SoftBank cited five conditions that were not satisfied by the closing date as the reason for the deal’s retraction. Those conditions included obtaining antitrust approvals and complete takeovers of joint ventures in Asia. SoftBank also spoke to ongoing investigations by the Justice Department, the Exchange Commission, and attorneys general in New York and California.

The company says it notified stockholders in mid-March that these conditions had not been met. Nonetheless, WeWork’s committee in charge of the deal says it was caught off-guard by the decision. Without this major bailout, WeWork is in even deeper trouble than previously thought. More than anything else, it’s bad news for the company’s top investors.
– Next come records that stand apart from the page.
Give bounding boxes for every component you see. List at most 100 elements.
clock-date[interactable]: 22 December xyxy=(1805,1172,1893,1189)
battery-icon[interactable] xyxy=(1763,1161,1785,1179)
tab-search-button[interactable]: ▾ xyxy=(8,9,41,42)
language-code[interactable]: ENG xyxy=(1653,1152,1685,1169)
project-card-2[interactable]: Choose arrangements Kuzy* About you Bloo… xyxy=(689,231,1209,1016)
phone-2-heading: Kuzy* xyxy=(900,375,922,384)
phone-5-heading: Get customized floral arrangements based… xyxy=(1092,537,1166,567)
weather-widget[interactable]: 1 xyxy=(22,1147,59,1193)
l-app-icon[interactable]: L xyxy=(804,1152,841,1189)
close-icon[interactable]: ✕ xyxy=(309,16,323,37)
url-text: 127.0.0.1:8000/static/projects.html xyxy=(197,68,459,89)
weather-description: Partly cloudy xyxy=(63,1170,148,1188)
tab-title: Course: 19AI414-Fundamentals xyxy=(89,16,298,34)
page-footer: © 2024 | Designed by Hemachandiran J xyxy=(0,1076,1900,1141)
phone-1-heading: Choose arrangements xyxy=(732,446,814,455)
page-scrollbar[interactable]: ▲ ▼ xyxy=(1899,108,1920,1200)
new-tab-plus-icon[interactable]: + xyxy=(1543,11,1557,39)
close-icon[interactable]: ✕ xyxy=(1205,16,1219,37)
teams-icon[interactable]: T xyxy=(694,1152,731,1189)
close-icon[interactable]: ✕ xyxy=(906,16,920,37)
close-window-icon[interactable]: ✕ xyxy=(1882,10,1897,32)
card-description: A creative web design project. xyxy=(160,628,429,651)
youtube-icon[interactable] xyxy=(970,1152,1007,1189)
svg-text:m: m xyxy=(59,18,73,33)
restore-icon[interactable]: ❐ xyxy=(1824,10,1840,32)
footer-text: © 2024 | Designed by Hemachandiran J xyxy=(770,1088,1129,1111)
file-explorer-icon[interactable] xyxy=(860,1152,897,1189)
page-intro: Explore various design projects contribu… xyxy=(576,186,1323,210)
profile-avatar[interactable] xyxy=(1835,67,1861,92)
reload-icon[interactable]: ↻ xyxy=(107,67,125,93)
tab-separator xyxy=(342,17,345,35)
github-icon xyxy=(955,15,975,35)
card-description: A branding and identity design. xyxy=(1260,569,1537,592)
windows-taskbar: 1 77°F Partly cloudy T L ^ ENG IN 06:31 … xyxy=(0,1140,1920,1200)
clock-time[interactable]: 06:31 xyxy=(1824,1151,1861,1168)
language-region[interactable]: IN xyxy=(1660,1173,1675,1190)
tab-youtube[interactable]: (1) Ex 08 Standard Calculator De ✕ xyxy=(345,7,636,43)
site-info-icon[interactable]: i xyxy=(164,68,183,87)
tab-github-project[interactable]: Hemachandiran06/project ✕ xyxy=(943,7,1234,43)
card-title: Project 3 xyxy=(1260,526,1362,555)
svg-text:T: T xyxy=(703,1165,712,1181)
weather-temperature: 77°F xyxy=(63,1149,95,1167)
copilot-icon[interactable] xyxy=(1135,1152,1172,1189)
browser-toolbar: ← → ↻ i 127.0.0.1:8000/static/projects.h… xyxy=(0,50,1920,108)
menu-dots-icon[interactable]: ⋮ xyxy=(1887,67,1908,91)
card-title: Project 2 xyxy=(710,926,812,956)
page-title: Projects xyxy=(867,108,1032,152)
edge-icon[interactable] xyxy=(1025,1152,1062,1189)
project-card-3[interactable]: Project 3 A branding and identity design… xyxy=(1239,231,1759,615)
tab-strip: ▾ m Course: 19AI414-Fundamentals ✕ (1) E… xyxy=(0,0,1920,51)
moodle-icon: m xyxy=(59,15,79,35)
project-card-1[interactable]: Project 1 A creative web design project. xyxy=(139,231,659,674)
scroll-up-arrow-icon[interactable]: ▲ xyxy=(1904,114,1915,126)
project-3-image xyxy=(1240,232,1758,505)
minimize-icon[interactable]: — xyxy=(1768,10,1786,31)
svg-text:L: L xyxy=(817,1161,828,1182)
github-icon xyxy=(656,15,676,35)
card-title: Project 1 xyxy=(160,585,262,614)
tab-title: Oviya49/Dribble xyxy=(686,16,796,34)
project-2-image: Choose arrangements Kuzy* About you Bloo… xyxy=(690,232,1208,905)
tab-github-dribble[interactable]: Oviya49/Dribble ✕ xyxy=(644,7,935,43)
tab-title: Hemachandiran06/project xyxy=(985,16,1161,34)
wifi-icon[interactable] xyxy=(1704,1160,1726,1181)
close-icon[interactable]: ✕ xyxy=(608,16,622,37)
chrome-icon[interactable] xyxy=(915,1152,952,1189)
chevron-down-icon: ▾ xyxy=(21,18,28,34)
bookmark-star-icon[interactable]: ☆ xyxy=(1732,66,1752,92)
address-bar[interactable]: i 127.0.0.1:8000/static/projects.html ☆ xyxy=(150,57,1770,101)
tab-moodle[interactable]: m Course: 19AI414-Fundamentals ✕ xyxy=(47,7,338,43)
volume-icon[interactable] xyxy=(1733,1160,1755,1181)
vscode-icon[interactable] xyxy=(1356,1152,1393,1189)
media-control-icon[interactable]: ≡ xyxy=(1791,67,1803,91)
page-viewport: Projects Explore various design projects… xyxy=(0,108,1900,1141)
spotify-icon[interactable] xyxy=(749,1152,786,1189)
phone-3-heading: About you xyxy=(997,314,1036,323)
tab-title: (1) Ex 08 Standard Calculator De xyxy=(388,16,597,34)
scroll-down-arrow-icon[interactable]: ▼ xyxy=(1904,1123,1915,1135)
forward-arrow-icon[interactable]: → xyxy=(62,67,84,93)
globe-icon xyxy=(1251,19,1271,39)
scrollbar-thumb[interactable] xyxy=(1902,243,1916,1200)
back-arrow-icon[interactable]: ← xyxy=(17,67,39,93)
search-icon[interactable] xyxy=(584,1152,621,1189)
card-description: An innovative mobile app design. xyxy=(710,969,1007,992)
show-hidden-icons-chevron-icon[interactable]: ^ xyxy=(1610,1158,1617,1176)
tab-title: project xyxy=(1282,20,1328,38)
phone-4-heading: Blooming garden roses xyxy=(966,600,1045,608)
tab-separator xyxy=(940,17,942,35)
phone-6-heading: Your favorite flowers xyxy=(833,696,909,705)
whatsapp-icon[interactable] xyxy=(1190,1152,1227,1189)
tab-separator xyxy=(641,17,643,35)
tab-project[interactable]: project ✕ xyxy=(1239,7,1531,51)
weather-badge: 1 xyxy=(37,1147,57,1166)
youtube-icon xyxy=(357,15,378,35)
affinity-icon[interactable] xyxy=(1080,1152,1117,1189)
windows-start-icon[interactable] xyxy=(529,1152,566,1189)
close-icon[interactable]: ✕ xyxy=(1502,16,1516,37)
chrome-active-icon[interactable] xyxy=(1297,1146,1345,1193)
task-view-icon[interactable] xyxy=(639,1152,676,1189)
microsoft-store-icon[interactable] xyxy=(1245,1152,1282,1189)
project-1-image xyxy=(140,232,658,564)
“The Special Committee is surprised and disappointed at this development, and remains committed to reaching a resolution that is in the best interest of WeWork and its minority shareholders, including WeWork’s employees and former employees,” the committee said in an emailed statement.

The committee also stated that it would be evaluating all legal options including the possibility of litigation. A spokeswoman for the directors called SoftBank’s reasoning “excuses” that are “inappropriate and dishonest.”

Could this be the end of WeWork? — That’s the question everyone’s asking, and while there’s no definite answer right now, the company’s future is looking bleaker than ever.

Last year was a very dark time for WeWork. After losing nearly $2 billion in 2018, the company went into the new year with big plans of filing an IPO. Analysts quickly voiced misgivings over the sustainability of the company’s business models and its corporate governance standards. WeWork’s initial valuation of $47 billion dropped dramatically to just $10 billion by September 2019. Eventually, the IPO was delayed and then pulled completely as it became clear the company was little more than an elaborate house of cards.

SoftBank is still helping WeWork, though — This deal was separate from SoftBank’s bailout plan for WeWork, which includes $5 billion in financing. It’s not that SoftBank has dropped the company completely; rather, it’s pulled a sizable amount of support meant for shareholders. The conglomerate planned to buy nearly $1 billion in WeWork shares from founder Adam Neumann to expunge him from the business, as well as roughly another $2 billion in sales from other top investors. Those investors are the ones who will be hit hardest by SoftBank’s change of heart.

The deal also promised another $1 billion in debt financing for WeWork — that part of the agreement is still up in the air, according to a person familiar with the matter.

As a business built on shared working spaces, WeWork attendance has likely been hit hard by COVID-19 social distancing measures, too. The company hasn't said much about it, but we know at least a few of its offices have seen coronavirus cases, and the longer the health crisis persists, the greater the financial toll on the already beleaguered company.

SoftBank has until now been WeWork’s greatest safety net. The company has committed more than $14.25 billion to WeWork to date, so it's got plenty of motivation to try and salvage it. Though SoftBank is still backing WeWork right now, this move could be a dark portent for the relationship between the two companies in the future, and for WeWork's long-term prospects of survival, let alone resuscitation.